Exclude all encodings ruled out by prior byte-level heuristics
For each remaining possible encoding X
- Parse the input as though it were encoded with X
- Compare the frequencies of the characters in the string with those in a known frequency table
- Optionally, also compare the pairs of letters (eg qu) with a known frequency table
- If they are a good match, return X
Otherwise, fail

Often you can also tell which language the document is in as well this way - that's one way that web browsers know to pop up the "do you want to translate this page" dialogue box.

Does it really work?

Heuristics tend to make people uneasy but the answer is: yes. It works surprisingly well. It certainly works far better than simply assuming that the text is UTF-8 - and ultimately that is the benchmark.

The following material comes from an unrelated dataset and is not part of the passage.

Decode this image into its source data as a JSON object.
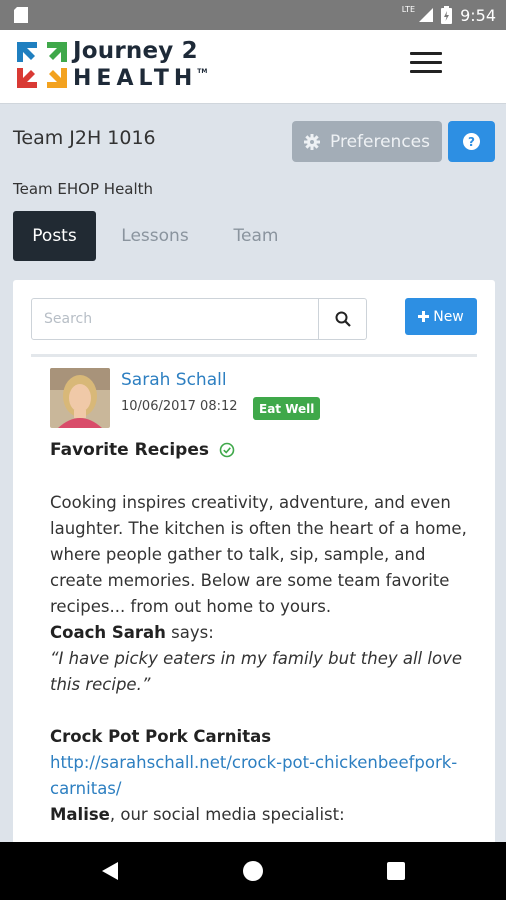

It probably should not be a surprise the statistics work well. They often work well on languages, from the first effective spam filters to, well, many things.

Heuristics are also important because people get the encoding wrong.

It would seem reasonable to assume that if you exporting a Excel sheet as a csv file in the most recent release of MS Excel that you would get UTF-8. Or maybe UTF-16. You would be wrong. By default, in most configurations, Excel will output your CSV encoded in Win-1252.

Win-1252 is a non-Unicode, single byte encoding. It is an extension of ASCII that rams enough characters for almost every European language into the unused 8th bit. The typical Excel user has never heard of it, if they have heard of character encoding at all. Ignorance is bliss.